We’re all growing to be frustrated turtles.
In the days of our energetic youth, possibilities seemed endless. We carried no baggage, no prejudice and absolutely no concept of limitations. We had big dreams as children, dreams like becoming a super hero, a footballer or something that would be completely inconceivable to most adults – personally, I wanted to become a garbage collector on a garbage truck. I was (a small part of me still is) in awe of the mechanics of the truck and that you could stand at the back of it was just so cool!
We were children with innocent minds and we did not understand the concept of money, responsibility or fear. And because of this, we were free to dream, unbound by logic or reason. We simply had no time for worry, when it was time to play, we played our hearts out – we paid little attention to what happens next, only the now and we were always present.
So what happened?
Life – as we grew older, we went to school and listened to our teachers, parents and friends and formulated ideas of what life is. We learned to form structures, constraints and come to terms that there are things we can and cannot do. We learned from adults that had a tainted view on life. We learned social norms and the general structure of life. Good behaviour was tolerated but actions that were not aligned with social norms was punished. We were taught to conform and live life the way society expects us too.

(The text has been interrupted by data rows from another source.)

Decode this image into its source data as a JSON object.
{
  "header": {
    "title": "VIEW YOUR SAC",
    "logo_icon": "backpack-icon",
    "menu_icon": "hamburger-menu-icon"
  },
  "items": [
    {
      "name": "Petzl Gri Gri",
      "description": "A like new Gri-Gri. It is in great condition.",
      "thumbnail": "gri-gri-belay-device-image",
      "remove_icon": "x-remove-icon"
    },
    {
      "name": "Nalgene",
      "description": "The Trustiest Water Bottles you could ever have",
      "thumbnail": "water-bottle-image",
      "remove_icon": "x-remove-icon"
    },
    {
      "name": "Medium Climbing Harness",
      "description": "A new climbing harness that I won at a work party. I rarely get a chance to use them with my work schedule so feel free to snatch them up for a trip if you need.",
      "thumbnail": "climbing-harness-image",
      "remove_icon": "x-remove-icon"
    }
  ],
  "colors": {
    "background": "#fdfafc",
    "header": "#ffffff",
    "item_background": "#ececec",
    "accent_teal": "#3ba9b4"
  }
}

So we complete school and go on to work. Suddenly, we’re thrown into more realities of life and realise that life has to be planned and is not planned out for us.
At first, as a fresh graduate, we have a keen sense of optimism and we’re full of energy – we’re about to change the world! But just like how our childhood dreams faded away with time, so does our energy. Stagnation, red tape and other work frustration slowly teaches us to accept the realities we face instead of trying to change them. We start to accept this as the normal way of life and grow tired.
With all that life has taught us, we start building our shells to protect ourselves and cope with the harsh realities of life. We develop a need to live life within the realms of safety and convince ourselves that it’s the normal thing to do. Without us even knowing, we’ve started building shells.
The stuff shells are made of –
Emotional Baggage – past failures, criticism and worry piles on and adds up. After awhile, it starts to weigh us down.
We hold on to these memories and use them as examples to avoid future experiences that might lead us to feel this way again. Such experiences have taught us to think logically and in a socially accepted way before acting again. So we start to think, over-think and strategise all sorts of possible outcomes before acting and we get frustrated by inaction and indecision.
Societal Expectations – expectations from friends, family and society puts pressure on us to become the people we are expected to be.
This expectation (sometimes imagined expectation) is reinforced until we forget the people we had set out to be. We slowly become consumed by material possessions, egos and social pressure and believe that we should act and be in a certain way because it is expected of us.
Comfort Zones – we all carry some level of fear cultivated both from experience and the unknown. So, to err on the side of caution, we try to stay well within the confines of our comfort zones.
Unpleasant life experiences and detractors have numbed our spirits and made us cautious in not only our actions but in our dreams as well. We’ve been disappointed so much that instead of trying to pursue a positive, we set the bar lower to avoid being let down.
Along the way, we also cynically pick up the concept that when we lower our expectations, we lower our risks of failure and by extension, remain rooted well within our comfort zones. So our dreams fade away and we stop shooting for the stars.
Before we know it, the shells we’ve created start to get bigger and bigger and it starts to really weigh down on us. The weight of expectation, emotional baggage and safety starts to become apparent in our everyday life in the form of envy, regret and self pity.
We have become frustrated turtles with heavy shells.
The natural human response to unpleasant life experiences is to develop a safe guard. This spirit is what’s pushed mankind forward and is a part of who we are. This is strength. But it is strength only if used correctly.
The challenge is having the wisdom and presence of mind to understand if what we’ve created is helping us or slowly eating us up. It has to be asked if we’ve been honest with ourselves or have we let the people and things around us dictate who we should be.
When in doubt, go back to the dreams of your inner child and embrace them. Were they really so absurd or have we created a reality to help cope that we’ve become cynical to even start trying?
Be true to the person you’ve always wanted to be and not the person you think you have to. Don’t let the imagined constraints in your life dictate what you should or shouldn’t be doing. You owe it to yourself to live the one life you get to the fullest and on your own terms.
It may sound daunting and it is, but know that you will always be stuck in your shell if you never take that first step forward and in a few years time you’d wished you had started today.